Mais au sein de ce ramassis de groupes dirigés par des sex-symbol autodestructeurs et dépressifs en chemise de bûcheron, un groupe, un vétéran des 80’s, une formation plus solide, va sortir son blockbuster, son album monstre. Un album qui va énormément contraster avec le grunge et son côté minimaliste, mais aussi affreusement détonner devant cette nouvelle invasion britannique niaise, herbivore et sensible qu’est la britpop, un album qui évolue dans un genre bien plus viril et significatif de la lourdeur d’une musique contestataire : le metal.
Cet album, c’est Metallica... de Metallica, surnommé respectueusement le black album, en raison de sa pochette entièrement noire, témoignage visuel d'une sobriété étonnante d’un groupe devenu plus mature.
Produit par Bob Rock, un grand nom du hard-rock et ses dérivés (les four horsemen vont faire appel à lui après avoir été bluffés par la qualité de la production de Dr. Feelgood de Mötley Crüe) et succédant à un ...And Justice for All placé sous l'étendard du deuil, de la mélancolie et de la rage, le black album vient adoucir le son du groupe et le rendre plus accessible au grand public. Et si certaines tentatives de commercialisation ont échoué pour certaines formations dans les années 1990 (Megadeth, Testament...), eh bien pour Metalloche, ça a plutôt bien marché, l’album s’étant vendu à plus de 30 millions d’exemplaires (si si, c’est énorme) et ayant donné au groupe une nouvelle jeunesse et une notoriété jamais vue, leur conférant le statut de rock-star intouchable (cette fois, le groupe repartira avec son grammy) que seul Nirvana bénéficiait également en ce début des 90’s.
Derrière sa production léchée et son impact sur la scène metal et la pop-culture, le black album se révèle être une réussite artistique quasi-totale, et de belles retrouvailles avec James le picoleur, Lars le grimaçant (que l’on va commencer d’appeler Lars l’égocentrique), Kirk le silencieux et Jason le bizuté, ici en grande forme.
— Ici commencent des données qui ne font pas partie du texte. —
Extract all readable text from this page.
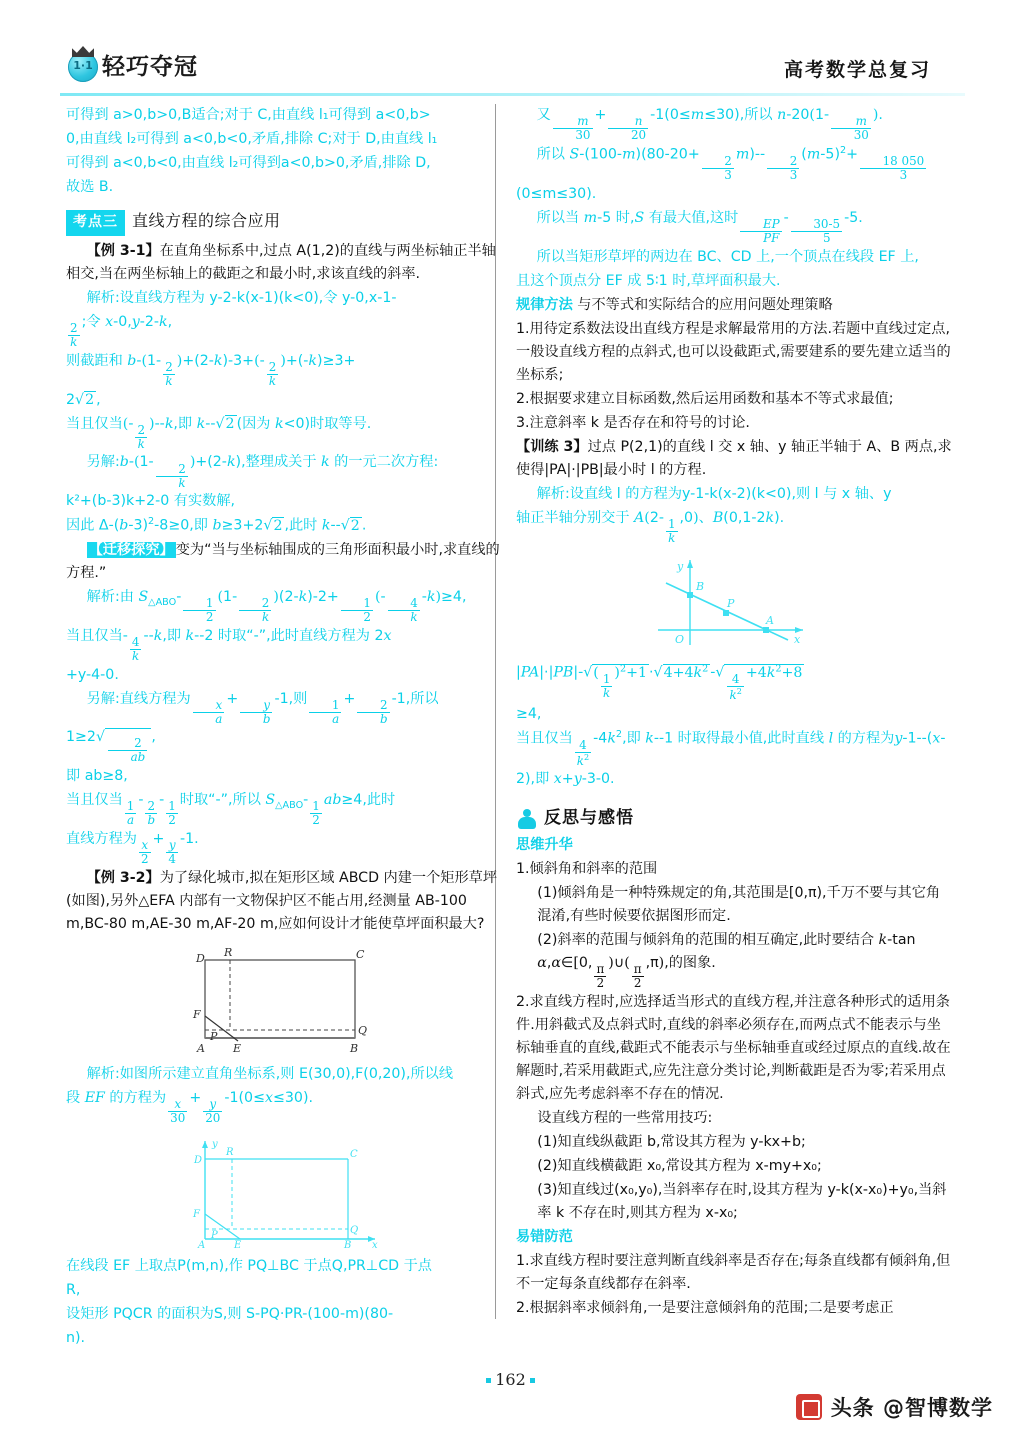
1·1 轻巧夺冠	高考数学总复习

可得到 a>0,b>0,B适合;对于 C,由直线 l₁可得到 a<0,b>

0,由直线 l₂可得到 a<0,b<0,矛盾,排除 C;对于 D,由直线 l₁

可得到 a<0,b<0,由直线 l₂可得到a<0,b>0,矛盾,排除 D,

故选 B.

考点三 直线方程的综合应用

【例 3-1】在直角坐标系中,过点 A(1,2)的直线与两坐标轴正半轴相交,当在两坐标轴上的截距之和最小时,求该直线的斜率.

解析:设直线方程为 y-2-k(x-1)(k<0),令 y-0,x-1-

$\frac{2}{k}$
;令 x-0,y-2-k,

则截距和 b-(1-
$\frac{2}{k}$
)+(2-k)-3+(-
$\frac{2}{k}$
)+(-k)≥3+

2√2 ,

当且仅当(-
$\frac{2}{k}$
)--k,即 k--√2 (因为 k<0)时取等号.

另解:b-(1-
$\frac{2}{k}$
)+(2-k),整理成关于 k 的一元二次方程:

k²+(b-3)k+2-0 有实数解,

因此 $\Delta-(b-3)^2-8\ge 0$,即 b≥3+2√2 ,此时 k--√2 .

【迁移探究】 变为“当与坐标轴围成的三角形面积最小时,求直线的方程.”

解析:由 $S_{\triangle ABO}-$
$\frac{1}{2}$
(1-
$\frac{2}{k}$
)(2-k)-2+
$\frac{1}{2}$
(-
$\frac{4}{k}$
-k)≥4,

当且仅当-
$\frac{4}{k}$
--k,即 k--2 时取“-”,此时直线方程为 2x

+y-4-0.

另解:直线方程为
$\frac{x}{a}$
+
$\frac{y}{b}$
-1,则
$\frac{1}{a}$
+
$\frac{2}{b}$
-1,所以 1≥2√
$\frac{2}{ab}$
,

即 ab≥8,

当且仅当
$\frac{1}{a}$
-
$\frac{2}{b}$
-
$\frac{1}{2}$
时取“-”,所以 $S_{\triangle ABO}-$
$\frac{1}{2}$
ab≥4,此时

直线方程为
$\frac{x}{2}$
+
$\frac{y}{4}$
-1.

【例 3-2】为了绿化城市,拟在矩形区域 ABCD 内建一个矩形草坪(如图),另外△EFA 内部有一文物保护区不能占用,经测量 AB-100 m,BC-80 m,AE-30 m,AF-20 m,应如何设计才能使草坪面积最大?

D R	C
F
Q
P
A	E	B

解析:如图所示建立直角坐标系,则 E(30,0),F(0,20),所以线

段 EF 的方程为
$\frac{x}{30}$
+
$\frac{y}{20}$
-1(0≤x≤30).

y
D
R	C
F
Q
P
A	E	B x

在线段 EF 上取点P(m,n),作 PQ⊥BC 于点Q,PR⊥CD 于点

R,

设矩形 PQCR 的面积为S,则 S-PQ·PR-(100-m)(80-

n).

又
$\frac{m}{30}$
+
$\frac{n}{20}$
-1(0≤m≤30),所以 n-20(1-
$\frac{m}{30}$
).

所以 S-(100-m)(80-20+
$\frac{2}{3}$
m)--
$\frac{2}{3}$
$(m-5)^2+$
$\frac{18 050}{3}$

(0≤m≤30).

所以当 m-5 时,S 有最大值,这时
$\frac{EP}{PF}$
-
$\frac{30-5}{5}$
-5.

所以当矩形草坪的两边在 BC、CD 上,一个顶点在线段 EF 上,

且这个顶点分 EF 成 5∶1 时,草坪面积最大.

规律方法 与不等式和实际结合的应用问题处理策略

1.用待定系数法设出直线方程是求解最常用的方法.若题中直线过定点,一般设直线方程的点斜式,也可以设截距式,需要建系的要先建立适当的坐标系;

2.根据要求建立目标函数,然后运用函数和基本不等式求最值;

3.注意斜率 k 是否存在和符号的讨论.

【训练 3】过点 P(2,1)的直线 l 交 x 轴、y 轴正半轴于 A、B 两点,求使得|PA|·|PB|最小时 l 的方程.

解析:设直线 l 的方程为y-1-k(x-2)(k<0),则 l 与 x 轴、y

轴正半轴分别交于 A(2-
$\frac{1}{k}$
,0)、B(0,1-2k).

B
P
A
O	x
y

|PA|·|PB|-√(
$\frac{1}{k}$
)$^2+1 \cdot√4+4k^2$ -√
$\frac{4}{k^2}$
$+4k^2+8$

≥4,

当且仅当
$\frac{4}{k^2}$
$-4k^2$,即 k--1 时取得最小值,此时直线 l 的方程为y-1--(x-2),即 x+y-3-0.

反思与感悟

思维升华

1.倾斜角和斜率的范围

(1)倾斜角是一种特殊规定的角,其范围是[0,π),千万不要与其它角混淆,有些时候要依据图形而定.

(2)斜率的范围与倾斜角的范围的相互确定,此时要结合 k-tan α,α∈[0,
$\frac{\pi}{2}$
)∪(
$\frac{\pi}{2}$
,π),的图象.

2.求直线方程时,应选择适当形式的直线方程,并注意各种形式的适用条件.用斜截式及点斜式时,直线的斜率必须存在,而两点式不能表示与坐标轴垂直的直线,截距式不能表示与坐标轴垂直或经过原点的直线.故在解题时,若采用截距式,应先注意分类讨论,判断截距是否为零;若采用点斜式,应先考虑斜率不存在的情况.

设直线方程的一些常用技巧:

(1)知直线纵截距 b,常设其方程为 y-kx+b;

(2)知直线横截距 x₀,常设其方程为 x-my+x₀;

(3)知直线过(x₀,y₀),当斜率存在时,设其方程为 y-k(x-x₀)+y₀,当斜率 k 不存在时,则其方程为 x-x₀;

易错防范

1.求直线方程时要注意判断直线斜率是否存在;每条直线都有倾斜角,但不一定每条直线都存在斜率.

2.根据斜率求倾斜角,一是要注意倾斜角的范围;二是要考虑正

162
头条 @智博数学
On n’a plus besoin de présenter Enter Sandman, morceau autant calibré pour la scène que pour la radio, qui introduit l’album et donne un son qui n’est pas sans déplaire tant il détonne par rapport au disque précédent.
Plus cool, plus doux, le tempo est ralenti, mais la puissance et la lourdeur sont toujours là, même plus amplifiées que dans ...And Justice for All, l’agressivité en moins. Le thrash laisse place à quelque chose de plus heavy, le son est électrique, la production dantesque, la batterie tabasse lourdement, et LA BASSE EST ENTENDUE !
Un autre single culte succède à Enter Sandman, Sad But True, basique au premier abord mais terriblement groovy, suivi d’un autre morceau puissant à la rythmique qui dégomme tout sur son passage, Holier than You, avec son passage à la basse fichtrement efficace.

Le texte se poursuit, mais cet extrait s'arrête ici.